Citizens reports record-breaking $320M profit

CITIZENS FINANCIAL GROUP is led by Chairman and CEO Bruce Van Saun. / PBN FILE PHOTO/MICHAEL SALERNO
CITIZENS FINANCIAL GROUP is led by Chairman and CEO Bruce Van Saun. / PBN FILE PHOTO/MICHAEL SALERNO

PROVIDENCE – Buoyed by strong fee-based business, Citizens Financial Group Inc. on Thursday reported record-breaking, first-quarter profit of $320 million, or 61 cents per diluted share, an increase of 43.5 percent on the 2016 first-quarter results, when net income was $223 million, or 41 cents per diluted share. Total interest and noninterest income grew 14.1 percent to $1.5 billion compared with a year earlier.

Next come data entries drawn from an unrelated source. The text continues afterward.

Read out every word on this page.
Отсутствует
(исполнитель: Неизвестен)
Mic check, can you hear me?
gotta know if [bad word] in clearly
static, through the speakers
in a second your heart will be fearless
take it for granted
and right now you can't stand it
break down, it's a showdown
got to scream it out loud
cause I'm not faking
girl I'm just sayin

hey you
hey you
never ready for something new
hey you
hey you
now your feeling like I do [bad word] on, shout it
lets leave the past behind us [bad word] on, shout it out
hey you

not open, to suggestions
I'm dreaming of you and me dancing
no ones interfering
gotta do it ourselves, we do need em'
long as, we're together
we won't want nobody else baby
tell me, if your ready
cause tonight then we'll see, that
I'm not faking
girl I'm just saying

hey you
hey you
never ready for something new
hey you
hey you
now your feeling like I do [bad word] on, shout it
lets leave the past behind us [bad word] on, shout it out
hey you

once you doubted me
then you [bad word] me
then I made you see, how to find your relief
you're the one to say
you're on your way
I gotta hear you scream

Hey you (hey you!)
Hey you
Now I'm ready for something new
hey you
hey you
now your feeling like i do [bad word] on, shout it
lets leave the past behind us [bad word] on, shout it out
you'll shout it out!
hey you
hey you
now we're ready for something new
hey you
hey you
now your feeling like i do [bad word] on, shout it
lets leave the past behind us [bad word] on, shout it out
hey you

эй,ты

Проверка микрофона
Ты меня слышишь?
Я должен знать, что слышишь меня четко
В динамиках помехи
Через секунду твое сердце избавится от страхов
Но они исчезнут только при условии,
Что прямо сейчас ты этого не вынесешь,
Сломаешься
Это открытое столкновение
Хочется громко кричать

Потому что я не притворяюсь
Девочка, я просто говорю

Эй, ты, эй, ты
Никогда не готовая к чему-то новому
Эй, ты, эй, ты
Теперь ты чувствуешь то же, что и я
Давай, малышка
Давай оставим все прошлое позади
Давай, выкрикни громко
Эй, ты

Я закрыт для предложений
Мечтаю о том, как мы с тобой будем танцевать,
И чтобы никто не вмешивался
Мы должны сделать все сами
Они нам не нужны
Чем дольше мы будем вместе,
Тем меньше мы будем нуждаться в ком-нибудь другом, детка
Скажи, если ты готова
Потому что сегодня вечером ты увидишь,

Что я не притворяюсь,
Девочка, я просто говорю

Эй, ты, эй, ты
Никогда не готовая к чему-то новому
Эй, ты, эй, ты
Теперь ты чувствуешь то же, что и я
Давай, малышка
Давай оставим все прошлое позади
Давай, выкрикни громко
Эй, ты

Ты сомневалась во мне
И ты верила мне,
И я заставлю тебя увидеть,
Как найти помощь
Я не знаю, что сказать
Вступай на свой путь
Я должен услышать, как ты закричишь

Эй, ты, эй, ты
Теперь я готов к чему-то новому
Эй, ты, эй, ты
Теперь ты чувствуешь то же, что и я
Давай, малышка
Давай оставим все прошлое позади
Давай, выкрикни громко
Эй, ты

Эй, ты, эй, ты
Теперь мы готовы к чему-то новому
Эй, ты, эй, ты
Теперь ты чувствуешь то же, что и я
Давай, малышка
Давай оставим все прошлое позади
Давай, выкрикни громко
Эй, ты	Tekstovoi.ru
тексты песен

“We are firing on all cylinders, with strong loan and deposit growth, solid net interest margin expansion, excellent results on our fee-based business, particularly in capital markets, global markets and wealth management, and good control of expenses and credit costs,” said Bruce Van Saun, chairman and CEO, in a statement.

The Providence-based bank received a boost from several lines of business, including capital market fees, which grew 92 percent to $48 million. Card fees also grew 20 percent to $60 million. Overall, the bank realized robust growth in fee-based business, as noninterest income grew 14.8 percent to $379 million.

At the same time, noninterest expense grew 5.3 percent to $854 million, which the bank attributed largely to seasonal increases in salaries and employee benefits.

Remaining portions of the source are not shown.